Resolution criteria
This market resolves YES if Trump announces tariffs on at least one European country explicitly framed as funding or paying towards the Iran war by June 30, 2026. The announcement must be made via official statement, executive order, proclamation, or public remarks by Trump or his administration officials.
Resolution will be verified through official White House statements, Federal Register notices, or major news reporting citing direct administration statements. The tariffs must be explicitly connected to Iran war financing in the announcement—general tariffs on European countries without this stated rationale do not qualify.
Background
Trump has signed a 10% global tariff on top of levies already in place after the Supreme Court ruled his sweeping emergency tariffs illegal in February 2026. In February 2026, Trump signed an Executive Order establishing a process to impose tariffs on countries that acquire goods or services from Iran, allowing the US to impose additional tariffs on imports from any country that directly or indirectly purchases from Iran. In January 2026, Trump announced that countries buying Iranian oil would face an additional 25 percent tariff.

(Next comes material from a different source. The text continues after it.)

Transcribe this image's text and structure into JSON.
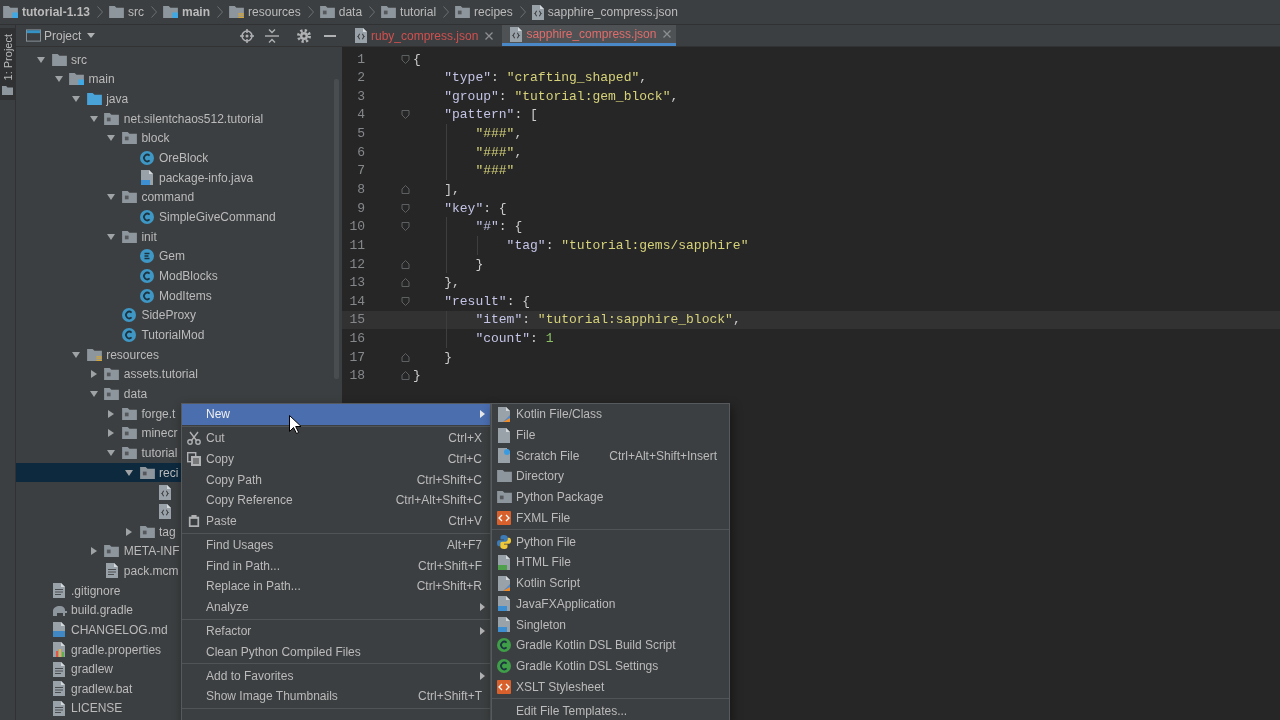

In January 2026, Trump announced 10% tariffs on Denmark, Norway, Sweden, France, Germany, the United Kingdom, the Netherlands and Finland, with duties increasing to 25% by June 1 if a deal is not reached for Greenland's purchase. These tariffs were not explicitly framed as Iran war-related.
Considerations
Trump has used tariffs extensively as a policy tool in 2026, but has typically framed them around specific trade grievances, secondary sanctions on Iran-trading countries, or geopolitical demands (like Greenland acquisition) rather than explicitly linking them to war financing. The market requires an explicit connection between announced European tariffs and Iran war funding, which represents a distinct framing from his existing tariff announcements.
This description was generated by AI.